February 10th, 2011 by David Kronemyer · 5 Comments

The symptoms of dissociative identity disorder (DID) now are set forth at DSM-IV-TR §300.14. It requires “The presence of two or more distinct identities or personality states (each with its own relatively enduring pattern of perceiving, relating to, and thinking about the environment and self) and “At least two of these identities or personality states recurrently take control of the person’s behavior.”

DID formerly was known as “multiple personality disorder.”  Under that name it became a subject of fascination throughout history (North, Ryall, Ricci & Wetzel, 1993); and, more recently, a pop culture phenomenon with books such as The Three Faces of Eve (later made into a movie), Sybil, and the television show United States of Tara. The Internet has made it possible for people to assume alternative identities with ease, especially in chat-rooms, on dating web-sites and in role-playing games such as Second Life (Dreyfus, 2008). In fact, a new clinical disorder called “internet addiction” has been proposed for inclusion in the forthcoming DSM-V (Block, 2008; Young, 1998), even as DID has become a target for removal (Gharaibeh, 2009).

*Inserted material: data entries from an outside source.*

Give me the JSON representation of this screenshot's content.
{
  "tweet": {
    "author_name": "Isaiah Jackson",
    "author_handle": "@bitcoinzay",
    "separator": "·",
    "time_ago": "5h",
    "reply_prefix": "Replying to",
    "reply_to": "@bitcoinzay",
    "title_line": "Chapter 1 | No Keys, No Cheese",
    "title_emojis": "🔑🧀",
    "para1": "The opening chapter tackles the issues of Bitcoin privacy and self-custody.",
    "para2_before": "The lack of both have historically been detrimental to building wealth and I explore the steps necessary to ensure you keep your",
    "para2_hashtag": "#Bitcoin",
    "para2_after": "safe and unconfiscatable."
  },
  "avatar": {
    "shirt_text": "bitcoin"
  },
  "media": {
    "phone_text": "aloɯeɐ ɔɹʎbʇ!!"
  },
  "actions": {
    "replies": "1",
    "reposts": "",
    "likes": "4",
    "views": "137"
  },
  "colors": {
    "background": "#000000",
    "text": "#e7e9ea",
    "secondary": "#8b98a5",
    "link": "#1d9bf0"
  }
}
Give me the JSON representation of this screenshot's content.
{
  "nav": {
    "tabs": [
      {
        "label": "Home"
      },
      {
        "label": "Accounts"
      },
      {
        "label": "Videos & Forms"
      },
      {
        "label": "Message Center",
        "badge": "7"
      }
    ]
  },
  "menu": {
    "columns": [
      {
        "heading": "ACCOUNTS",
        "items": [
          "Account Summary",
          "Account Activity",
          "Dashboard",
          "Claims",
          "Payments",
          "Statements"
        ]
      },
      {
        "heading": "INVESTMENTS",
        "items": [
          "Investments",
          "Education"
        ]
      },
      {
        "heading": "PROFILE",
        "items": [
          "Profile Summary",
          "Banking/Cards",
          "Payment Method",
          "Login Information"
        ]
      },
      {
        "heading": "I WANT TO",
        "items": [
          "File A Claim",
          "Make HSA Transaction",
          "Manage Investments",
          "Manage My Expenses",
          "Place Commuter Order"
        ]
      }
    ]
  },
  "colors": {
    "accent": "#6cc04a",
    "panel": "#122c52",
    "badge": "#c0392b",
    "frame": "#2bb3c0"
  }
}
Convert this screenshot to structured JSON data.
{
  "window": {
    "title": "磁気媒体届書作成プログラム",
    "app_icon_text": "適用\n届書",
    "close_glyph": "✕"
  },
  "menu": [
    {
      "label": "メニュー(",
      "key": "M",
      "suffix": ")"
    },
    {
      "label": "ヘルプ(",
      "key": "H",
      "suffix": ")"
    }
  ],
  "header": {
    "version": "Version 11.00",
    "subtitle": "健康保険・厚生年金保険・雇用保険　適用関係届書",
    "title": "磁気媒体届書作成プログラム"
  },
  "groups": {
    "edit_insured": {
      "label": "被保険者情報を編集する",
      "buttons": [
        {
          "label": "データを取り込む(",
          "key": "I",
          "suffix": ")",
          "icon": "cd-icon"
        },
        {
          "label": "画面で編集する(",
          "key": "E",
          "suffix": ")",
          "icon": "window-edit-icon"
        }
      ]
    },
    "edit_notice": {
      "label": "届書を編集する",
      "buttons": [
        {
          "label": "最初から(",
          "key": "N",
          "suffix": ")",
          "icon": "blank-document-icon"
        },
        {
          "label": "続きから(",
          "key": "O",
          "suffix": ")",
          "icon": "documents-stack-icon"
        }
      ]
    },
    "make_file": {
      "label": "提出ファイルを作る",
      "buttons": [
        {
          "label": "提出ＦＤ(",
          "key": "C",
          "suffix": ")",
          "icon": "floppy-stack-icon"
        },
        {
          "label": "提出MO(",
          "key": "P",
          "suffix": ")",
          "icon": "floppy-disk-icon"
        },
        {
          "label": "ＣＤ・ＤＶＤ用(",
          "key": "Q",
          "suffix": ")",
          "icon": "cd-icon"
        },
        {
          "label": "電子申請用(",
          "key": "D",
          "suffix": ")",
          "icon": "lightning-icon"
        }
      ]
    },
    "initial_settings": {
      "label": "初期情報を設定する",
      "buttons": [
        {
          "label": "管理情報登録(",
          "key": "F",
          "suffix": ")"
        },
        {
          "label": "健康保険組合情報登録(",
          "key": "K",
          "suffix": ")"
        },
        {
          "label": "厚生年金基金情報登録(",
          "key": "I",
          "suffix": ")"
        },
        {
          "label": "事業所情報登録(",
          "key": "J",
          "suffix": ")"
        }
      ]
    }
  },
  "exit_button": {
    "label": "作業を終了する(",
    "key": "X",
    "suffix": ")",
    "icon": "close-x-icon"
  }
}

Because it implicates concepts such as “self” and “personal identity,” DID is intrinsically interesting in its own right (Braude, 1995). The experience of it undoubtedly is disturbing from a phenomenological standpoint; see, e.g., the essays and other creative works collected at Cohen, Giller & Lynn (Eds.), 1991. There are a half dozen treatment modalities, none of which are particularly effective, ranging from psychopharmacology to psychoanalysis, with stops in between for cognitive behavioral therapy and group therapy; for a review, see Braun (Ed.), 1986, and Putnam (1989). Although there are plenty of theories, DID’s epidemiology and etiology remain uncertain (Ross, 1996). Even as they defend it as a viable psychiatric diagnosis and distinct clinical pathology, the most current authorities recognize it is the source of confusion, gaps in knowledge and conjecture (Dell & O’Neil, 2009; Ross, 2006).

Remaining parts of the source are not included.